Running an AI film studio at an age when most of one’s peers are navigating their first performance reviews comes with its own particular pressures. James is refreshingly candid about them. “It’s more psychological than anything else,” he says. “My role is to take on the stress but not let it affect me when it actually matters. I approach it a bit like athletes my age do, staying mentally sharp without burning out.” He pauses, then grins. “And sometimes, the hardest part is just trying to look serious all the time.” Fair enough. Keeping a straight face while building the future does sound like a full-time job in itself.
For all his enthusiasm about what AI can do, James is clear-eyed about what it cannot. A million generated songs a minute, he says, will never replace the thing that makes music matter. “Volume doesn’t replace identity. What makes music special is perspective, your story, your taste, your cultural context. AI can generate options, but it can’t replicate lived experience.” And then, with the confidence of someone who has actually thought this through, “I genuinely believe live music is about to rise more than ever. In India especially, audiences are shifting toward live experiences, and that’s where authenticity really stands out.” A concert ticket, in other words, will always carry more feeling than a playlist. AI can fill your headphones; it cannot fill a room.
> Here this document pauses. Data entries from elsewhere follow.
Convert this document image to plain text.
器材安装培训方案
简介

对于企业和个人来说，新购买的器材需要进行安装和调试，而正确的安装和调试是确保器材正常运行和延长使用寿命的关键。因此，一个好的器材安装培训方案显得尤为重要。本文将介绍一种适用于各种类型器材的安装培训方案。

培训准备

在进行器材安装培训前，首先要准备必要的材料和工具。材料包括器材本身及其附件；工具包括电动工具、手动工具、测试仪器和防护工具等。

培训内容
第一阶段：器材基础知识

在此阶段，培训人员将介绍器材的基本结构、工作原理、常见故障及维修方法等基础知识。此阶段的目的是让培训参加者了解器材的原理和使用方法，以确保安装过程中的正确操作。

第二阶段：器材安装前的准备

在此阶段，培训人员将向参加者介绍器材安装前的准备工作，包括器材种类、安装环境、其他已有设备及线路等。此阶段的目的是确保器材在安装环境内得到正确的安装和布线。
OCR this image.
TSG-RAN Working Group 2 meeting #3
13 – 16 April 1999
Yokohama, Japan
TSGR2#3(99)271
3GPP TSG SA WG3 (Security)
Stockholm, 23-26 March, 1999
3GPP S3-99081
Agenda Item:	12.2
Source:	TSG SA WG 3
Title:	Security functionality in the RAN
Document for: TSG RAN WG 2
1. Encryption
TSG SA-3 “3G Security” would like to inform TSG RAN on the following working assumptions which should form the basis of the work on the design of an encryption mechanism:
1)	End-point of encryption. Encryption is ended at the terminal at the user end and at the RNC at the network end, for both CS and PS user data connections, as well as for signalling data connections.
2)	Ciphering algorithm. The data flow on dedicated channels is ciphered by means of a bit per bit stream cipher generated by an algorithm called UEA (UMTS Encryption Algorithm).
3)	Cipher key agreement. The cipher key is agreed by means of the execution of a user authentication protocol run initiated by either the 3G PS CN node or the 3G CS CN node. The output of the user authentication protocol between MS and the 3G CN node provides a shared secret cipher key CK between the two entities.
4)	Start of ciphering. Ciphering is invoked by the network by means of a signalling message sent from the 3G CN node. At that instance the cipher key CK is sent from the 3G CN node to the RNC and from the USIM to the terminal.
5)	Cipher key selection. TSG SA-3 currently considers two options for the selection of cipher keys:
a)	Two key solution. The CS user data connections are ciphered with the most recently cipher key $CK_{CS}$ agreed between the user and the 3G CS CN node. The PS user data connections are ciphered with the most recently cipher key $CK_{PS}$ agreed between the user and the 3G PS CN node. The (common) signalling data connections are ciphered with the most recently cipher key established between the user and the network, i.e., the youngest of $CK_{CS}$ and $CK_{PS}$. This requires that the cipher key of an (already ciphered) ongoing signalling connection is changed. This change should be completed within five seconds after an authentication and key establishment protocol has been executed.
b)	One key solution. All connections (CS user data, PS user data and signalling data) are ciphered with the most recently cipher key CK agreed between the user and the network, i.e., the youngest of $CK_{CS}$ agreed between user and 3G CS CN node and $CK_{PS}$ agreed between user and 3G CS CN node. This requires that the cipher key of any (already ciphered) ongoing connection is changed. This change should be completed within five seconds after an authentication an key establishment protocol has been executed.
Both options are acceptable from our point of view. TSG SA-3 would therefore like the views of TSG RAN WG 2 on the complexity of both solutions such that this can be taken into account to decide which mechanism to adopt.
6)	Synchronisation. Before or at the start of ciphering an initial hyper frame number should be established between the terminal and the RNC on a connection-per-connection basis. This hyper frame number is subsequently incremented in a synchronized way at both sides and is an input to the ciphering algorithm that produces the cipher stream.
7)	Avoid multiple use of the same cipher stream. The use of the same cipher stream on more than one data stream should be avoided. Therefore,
Which brings him to perhaps the most paradoxical of his projects, FAIMOUS, a platform using AI to protect artists from AI. As deepfakes grow slicker and voice-cloning becomes trivially easy, the Indian music industry faces an identity crisis, quite literally. “With FAIMOUS, the focus is on identity protection and controlled usage,” James says. “As AI makes replication easier, it’s critical to build systems where artists have ownership over their voice, likeness, and creative output. It’s about enabling ethical, authorised use, not just preventing misuse.” Using the tools of disruption to defend against disruption is a very 21st century sort of paradox, and one James appears entirely unbothered by.
“Just do the hard part, it’s not that deep.”
At the end of all of it, the choir experiments and the AI glitches, the legendary collaborators and the deepfake battles, the composing and the coding and the effort to look serious, we ask him what he would tell a young artist who is afraid that AI will take their job. He thinks for approximately no time at all.
“Just do the hard part, it’s not that deep.”
Five words, delivered with the easy confidence of someone who has already stopped worrying and started building. Which, when you think about it, is the most useful piece of career advice that any algorithm, artificial or otherwise, could ever generate.